Permasalahan berikutnya adalah
autentifikasi aset digital tersebut, sebab blockchain
tidak dapat mengetahui apakah karya seni berupa aset digital tersebut merupakan
suatu karya seni yang asli atau hasil klaim orang lain, masih terdapat
kemungkinan seseorang yang bukan Penciptanya mengambil karya seni tersebut dan
membuatnya menjadi token atau NFT. Hal ini tentunya akan berdampak pada
pelanggaran hak cipta pada karya seni tersebut.
Adanya berbagai permasalahan yang
telah dijelaskan sebelumnya bukan berarti NFT harus ditinggalkan, apabila NFT
dapat dikembangkan lebih baik lagi, maka NFT dapat meningkatkan industri game seperti ekosistem market place bagi developer dan pemain
(misal skin atau item dalam permainan), memperkuat perlindungan digital collectibles seperti gambar digital, video, nama domain, atau kekayaan intelektual
lainnya, dan bahkan pemasukan bagi negara melalui pajak.
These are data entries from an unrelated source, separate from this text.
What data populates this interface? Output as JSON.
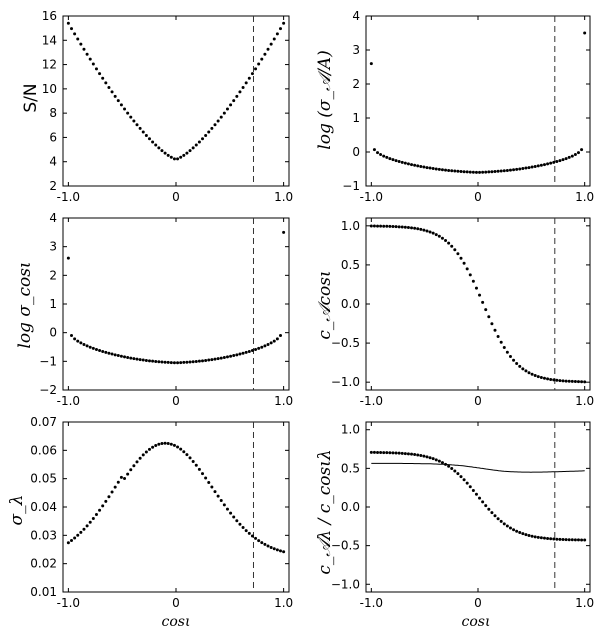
{
  "chart_data": [
    {
      "id": "sn",
      "type": "scatter",
      "ylabel_text": "S/N",
      "xlim": [
        -1.05,
        1.05
      ],
      "ylim": [
        2,
        16
      ],
      "xticks": [
        "-1.0",
        "0",
        "1.0"
      ],
      "xtick_values": [
        -1.0,
        0,
        1.0
      ],
      "yticks": [
        "2",
        "4",
        "6",
        "8",
        "10",
        "12",
        "14",
        "16"
      ],
      "ytick_values": [
        2,
        4,
        6,
        8,
        10,
        12,
        14,
        16
      ],
      "vline_x": 0.72,
      "dots": {
        "fn": "sn"
      }
    },
    {
      "id": "logsigA",
      "type": "scatter",
      "ylabel_text": "log (σ_𝒜/A)",
      "xlim": [
        -1.05,
        1.05
      ],
      "ylim": [
        -1,
        4
      ],
      "xticks": [
        "-1.0",
        "0",
        "1.0"
      ],
      "xtick_values": [
        -1.0,
        0,
        1.0
      ],
      "yticks": [
        "−1",
        "0",
        "1",
        "2",
        "3",
        "4"
      ],
      "ytick_values": [
        -1,
        0,
        1,
        2,
        3,
        4
      ],
      "vline_x": 0.72,
      "dots": {
        "fn": "logsigA"
      }
    },
    {
      "id": "logsigcos",
      "type": "scatter",
      "ylabel_text": "log σ_cosι",
      "xlim": [
        -1.05,
        1.05
      ],
      "ylim": [
        -2,
        4
      ],
      "xticks": [
        "-1.0",
        "0",
        "1.0"
      ],
      "xtick_values": [
        -1.0,
        0,
        1.0
      ],
      "yticks": [
        "−2",
        "−1",
        "0",
        "1",
        "2",
        "3",
        "4"
      ],
      "ytick_values": [
        -2,
        -1,
        0,
        1,
        2,
        3,
        4
      ],
      "vline_x": 0.72,
      "dots": {
        "fn": "logsigcos"
      }
    },
    {
      "id": "cAcos",
      "type": "scatter",
      "ylabel_text": "c_𝒜cosι",
      "xlim": [
        -1.05,
        1.05
      ],
      "ylim": [
        -1.1,
        1.1
      ],
      "xticks": [
        "-1.0",
        "0",
        "1.0"
      ],
      "xtick_values": [
        -1.0,
        0,
        1.0
      ],
      "yticks": [
        "−1.0",
        "−0.5",
        "0.0",
        "0.5",
        "1.0"
      ],
      "ytick_values": [
        -1.0,
        -0.5,
        0.0,
        0.5,
        1.0
      ],
      "vline_x": 0.72,
      "dots": {
        "fn": "cAcos"
      }
    },
    {
      "id": "siglam",
      "type": "scatter",
      "ylabel_text": "σ_λ",
      "xlabel_text": "cosι",
      "xlim": [
        -1.05,
        1.05
      ],
      "ylim": [
        0.01,
        0.07
      ],
      "xticks": [
        "-1.0",
        "0",
        "1.0"
      ],
      "xtick_values": [
        -1.0,
        0,
        1.0
      ],
      "yticks": [
        "0.01",
        "0.02",
        "0.03",
        "0.04",
        "0.05",
        "0.06",
        "0.07"
      ],
      "ytick_values": [
        0.01,
        0.02,
        0.03,
        0.04,
        0.05,
        0.06,
        0.07
      ],
      "vline_x": 0.72,
      "dots": {
        "fn": "siglam"
      }
    },
    {
      "id": "ratio",
      "type": "scatter",
      "ylabel_text": "c_𝒜λ / c_cosιλ",
      "xlabel_text": "cosι",
      "xlim": [
        -1.05,
        1.05
      ],
      "ylim": [
        -1.1,
        1.1
      ],
      "xticks": [
        "-1.0",
        "0",
        "1.0"
      ],
      "xtick_values": [
        -1.0,
        0,
        1.0
      ],
      "yticks": [
        "−1.0",
        "−0.5",
        "0.0",
        "0.5",
        "1.0"
      ],
      "ytick_values": [
        -1.0,
        -0.5,
        0.0,
        0.5,
        1.0
      ],
      "vline_x": 0.72,
      "dots": {
        "fn": "ratio_dots"
      },
      "line": {
        "fn": "ratio_line"
      }
    }
  ]
}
Direktur Penyuluhan, Pelayanan,
dan Hubungan Masyarakat Direktorat Jenderal Pajak Neilmaldrin Noor menyatakan
bahwa Aset NFT harus dilaporkan dalam SPT Tahunan. Dalam wawancaranya dengan
Bisnis.com, Neil berpendapat meskipun memang masih belum terdapat aturan
spesifik mengenai aset digital seperti NFT, namun NFT tetap dikenakan pajak
dari aspek transaksinya sesuai UU No. 36/2008 tentang Pajak Penghasilan (PPh),
yaitu terdapat pengenaan PPh untuk setiap tambahan kemampuan ekonomis. Berdasarkan
Tech Report yang dilakukan oleh Qin Wang, dkk yang berjudul NFT: Overview, Evaluation, Opportunities and
Challenges, diperlukan aturan hukum yang mengatur mengenai pajak NFT untuk
memberikan perdagangan NFT lebih terjamin. Terlebih, memang setiap individu
memiliki kewajiban pajak untuk setiap keuntungan yang didapat terkait dengan
aset NFT. Namun, Organisation for
Economic Co-Operation and Development (OECD) mengingatkan bahwa Pemerintah
harus memperhatikan dengan baik bagaimana penerapan pajak pada NFT. Analisis
OECD menunjukkan bahwa tidak tepat apabila pemerintah mengenakan pajak pada
semua NFT dengan cara yang sama, karena NFT bukan sarana bertukar nilai,
melainkan NFT mewakili hak atas ekuitas seperti investasi, sehingga lebih tepat
apabila dikaitkan dekat dengan token keamanan dan bukan token pembayaran.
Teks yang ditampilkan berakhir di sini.